Figure 7-10 Scatter Plot of `MPI_Allreduce` Latencies (x axis: MPI_Allreduce_start) Showing Process Skew.

The next MPI call is to MPI_Alltoall, but from our Prism profile we discover that it occurs among well-synchronized processes (thanks to the preceding MPI_Allreduce operation) and uses very small messages (64 bytes). It consumes very little time.

Interpreting Performance Using Histograms

The chief MPI call is this case study is the MPI_Alltoallv operation. The processes are still well synchronized, as we saw in Figure 7-8, but we learn from the Table display that there are on average 2 Mbyte of data being sent or received per process. Clicking on the Histogram tab, we get the view seen in Figure 7-11. There are a few, high-latency outliers, which a scatter plot would indicate take place during the first warm-up iteration. Most of the calls, however, take roughly 40 ms.

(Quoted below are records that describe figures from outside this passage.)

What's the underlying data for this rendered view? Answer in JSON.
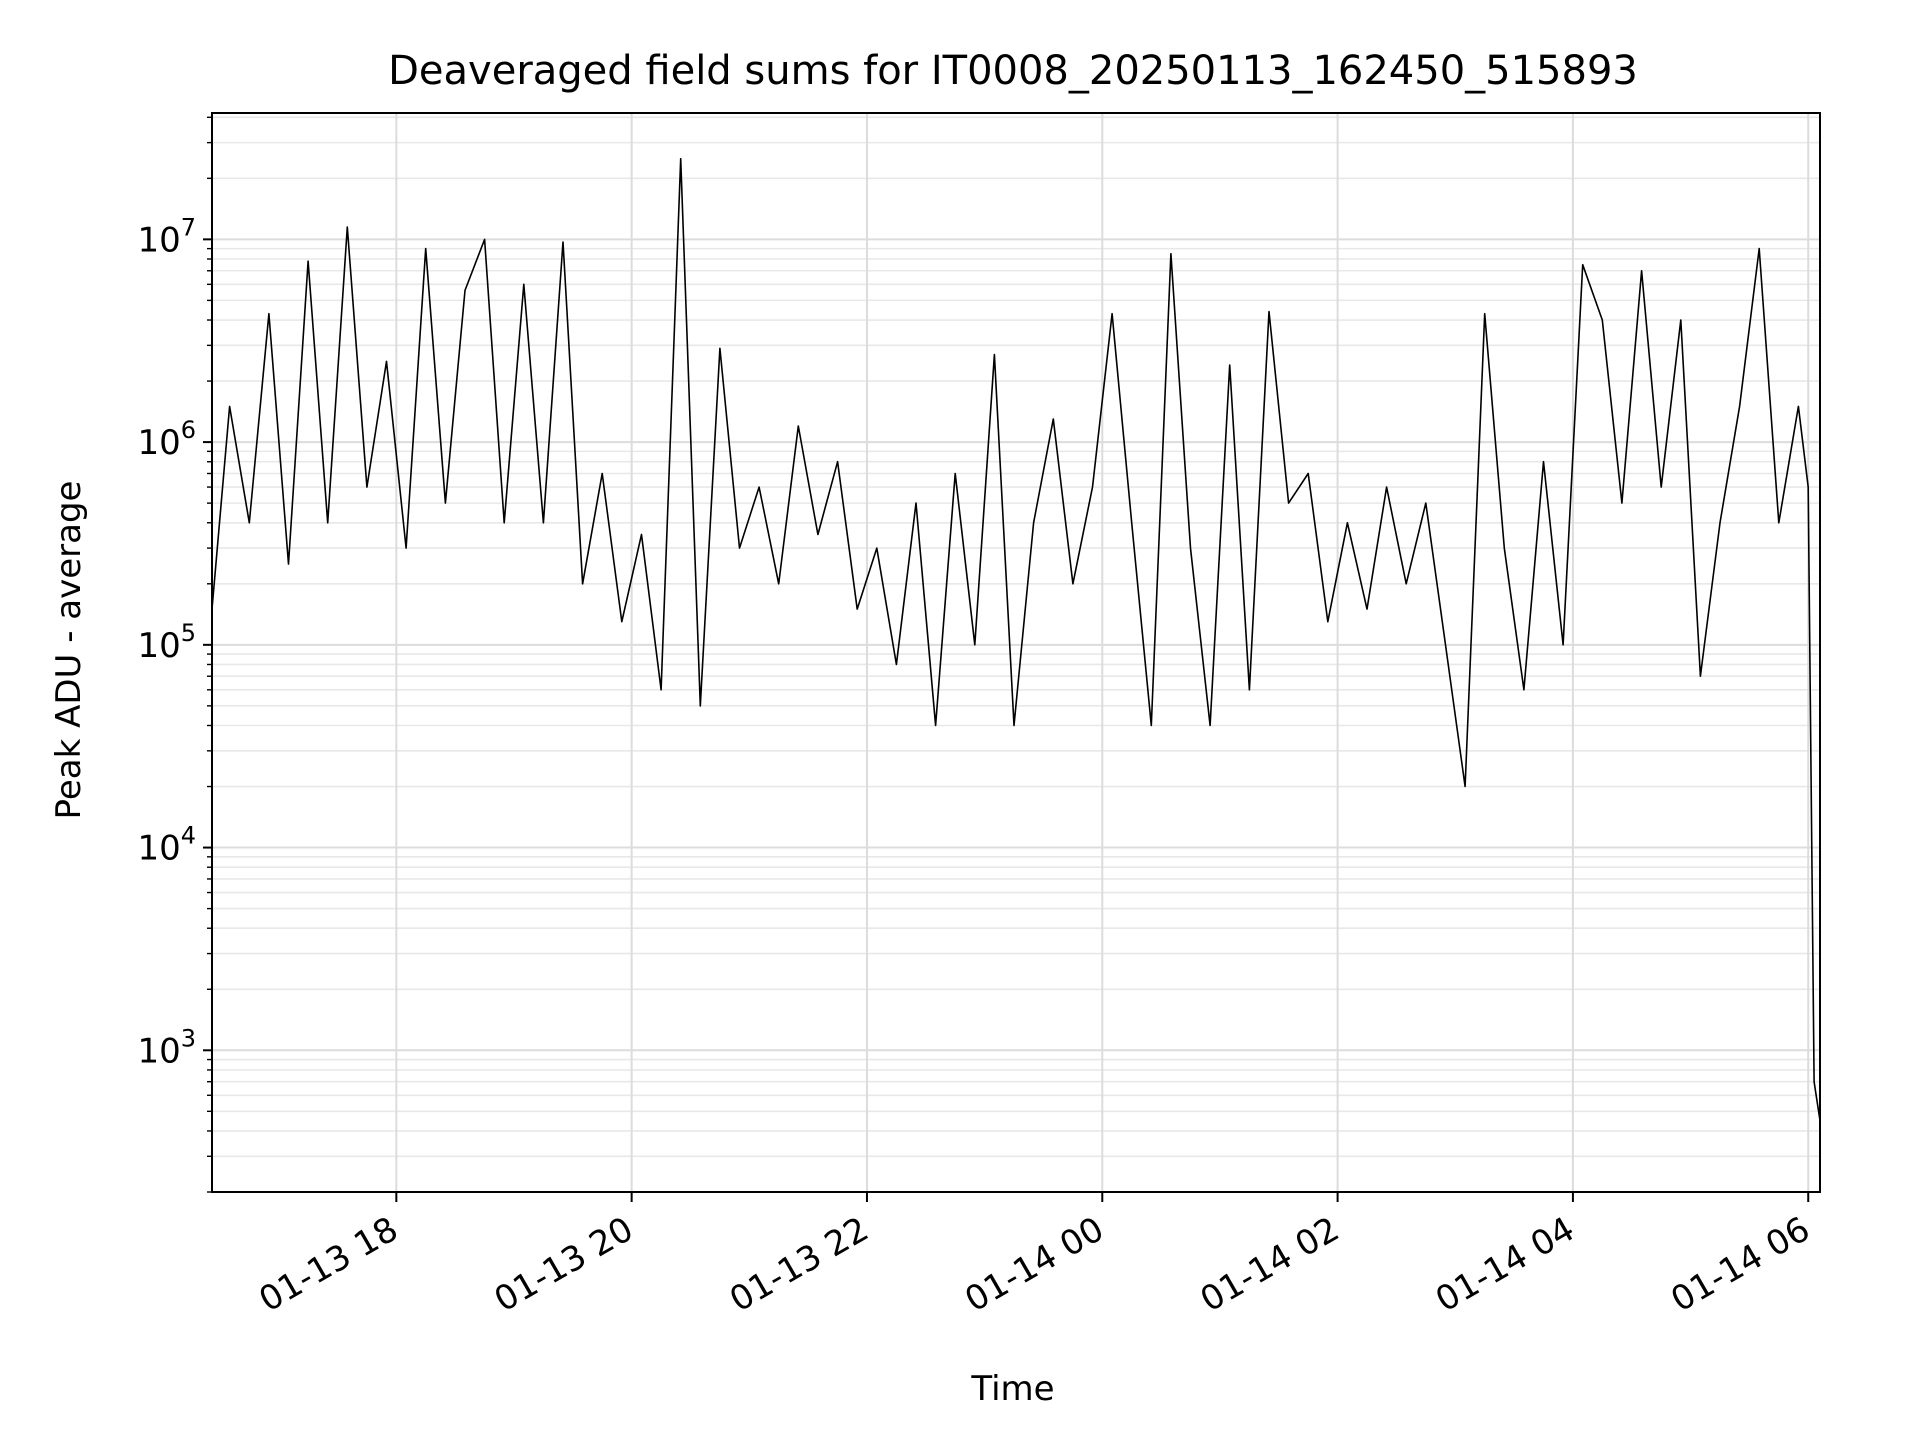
{
  "chart_data": {
    "type": "line",
    "title": "Deaveraged field sums for IT0008_20250113_162450_515893",
    "xlabel": "Time",
    "ylabel": "Peak ADU - average",
    "yscale": "log",
    "xlim": [
      "2025-01-13 16:26",
      "2025-01-14 06:06"
    ],
    "ylim": [
      200,
      42000000
    ],
    "grid": true,
    "line_color": "#000000",
    "x_ticks": [
      {
        "t": "2025-01-13 18:00",
        "label": "01-13 18"
      },
      {
        "t": "2025-01-13 20:00",
        "label": "01-13 20"
      },
      {
        "t": "2025-01-13 22:00",
        "label": "01-13 22"
      },
      {
        "t": "2025-01-14 00:00",
        "label": "01-14 00"
      },
      {
        "t": "2025-01-14 02:00",
        "label": "01-14 02"
      },
      {
        "t": "2025-01-14 04:00",
        "label": "01-14 04"
      },
      {
        "t": "2025-01-14 06:00",
        "label": "01-14 06"
      }
    ],
    "y_ticks": [
      {
        "v": 1000,
        "base": "10",
        "exp": "3"
      },
      {
        "v": 10000,
        "base": "10",
        "exp": "4"
      },
      {
        "v": 100000,
        "base": "10",
        "exp": "5"
      },
      {
        "v": 1000000,
        "base": "10",
        "exp": "6"
      },
      {
        "v": 10000000,
        "base": "10",
        "exp": "7"
      }
    ],
    "series": [
      {
        "x": [
          "2025-01-13 16:26",
          "2025-01-13 16:35",
          "2025-01-13 16:45",
          "2025-01-13 16:55",
          "2025-01-13 17:05",
          "2025-01-13 17:15",
          "2025-01-13 17:25",
          "2025-01-13 17:35",
          "2025-01-13 17:45",
          "2025-01-13 17:55",
          "2025-01-13 18:05",
          "2025-01-13 18:15",
          "2025-01-13 18:25",
          "2025-01-13 18:35",
          "2025-01-13 18:45",
          "2025-01-13 18:55",
          "2025-01-13 19:05",
          "2025-01-13 19:15",
          "2025-01-13 19:25",
          "2025-01-13 19:35",
          "2025-01-13 19:45",
          "2025-01-13 19:55",
          "2025-01-13 20:05",
          "2025-01-13 20:15",
          "2025-01-13 20:25",
          "2025-01-13 20:35",
          "2025-01-13 20:45",
          "2025-01-13 20:55",
          "2025-01-13 21:05",
          "2025-01-13 21:15",
          "2025-01-13 21:25",
          "2025-01-13 21:35",
          "2025-01-13 21:45",
          "2025-01-13 21:55",
          "2025-01-13 22:05",
          "2025-01-13 22:15",
          "2025-01-13 22:25",
          "2025-01-13 22:35",
          "2025-01-13 22:45",
          "2025-01-13 22:55",
          "2025-01-13 23:05",
          "2025-01-13 23:15",
          "2025-01-13 23:25",
          "2025-01-13 23:35",
          "2025-01-13 23:45",
          "2025-01-13 23:55",
          "2025-01-14 00:05",
          "2025-01-14 00:15",
          "2025-01-14 00:25",
          "2025-01-14 00:35",
          "2025-01-14 00:45",
          "2025-01-14 00:55",
          "2025-01-14 01:05",
          "2025-01-14 01:15",
          "2025-01-14 01:25",
          "2025-01-14 01:35",
          "2025-01-14 01:45",
          "2025-01-14 01:55",
          "2025-01-14 02:05",
          "2025-01-14 02:15",
          "2025-01-14 02:25",
          "2025-01-14 02:35",
          "2025-01-14 02:45",
          "2025-01-14 02:55",
          "2025-01-14 03:05",
          "2025-01-14 03:15",
          "2025-01-14 03:25",
          "2025-01-14 03:35",
          "2025-01-14 03:45",
          "2025-01-14 03:55",
          "2025-01-14 04:05",
          "2025-01-14 04:15",
          "2025-01-14 04:25",
          "2025-01-14 04:35",
          "2025-01-14 04:45",
          "2025-01-14 04:55",
          "2025-01-14 05:05",
          "2025-01-14 05:15",
          "2025-01-14 05:25",
          "2025-01-14 05:35",
          "2025-01-14 05:45",
          "2025-01-14 05:55",
          "2025-01-14 06:00",
          "2025-01-14 06:03",
          "2025-01-14 06:06"
        ],
        "y": [
          150000,
          1500000,
          400000,
          4300000,
          250000,
          7800000,
          400000,
          11500000,
          600000,
          2500000,
          300000,
          9000000,
          500000,
          5600000,
          10000000,
          400000,
          6000000,
          400000,
          9700000,
          200000,
          700000,
          130000,
          350000,
          60000,
          25000000,
          50000,
          2900000,
          300000,
          600000,
          200000,
          1200000,
          350000,
          800000,
          150000,
          300000,
          80000,
          500000,
          40000,
          700000,
          100000,
          2700000,
          40000,
          400000,
          1300000,
          200000,
          600000,
          4300000,
          400000,
          40000,
          8500000,
          300000,
          40000,
          2400000,
          60000,
          4400000,
          500000,
          700000,
          130000,
          400000,
          150000,
          600000,
          200000,
          500000,
          100000,
          20000,
          4300000,
          300000,
          60000,
          800000,
          100000,
          7500000,
          4000000,
          500000,
          7000000,
          600000,
          4000000,
          70000,
          400000,
          1500000,
          9000000,
          400000,
          1500000,
          600000,
          700,
          450
        ]
      }
    ]
  }
}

The effective bandwidth for this operation is therefore

(2 Mbyte / process)
* 16 processes / 40 ms = 800 Mbyte/second

Basically, each datum undergoes two copies (one to shared memory and one from shared memory) and each copy entails two memory operations (a load and a store), so this figure represents a memory bandwidth of 4 * 800 Mbyte/s = 3.2 Gbyte/s. This benchmark was run on an HPC 6000 server, whose backplane is rated at 2.6 Gbyte/s. Our calculation is approximate, but it nevertheless indicates that we are seeing saturation of the SMP backplane and we cannot expect to do much better with our MPI_Alltoallv operation.

Figure 7-11 Histogram of `MPI_Alltoallv` Latencies.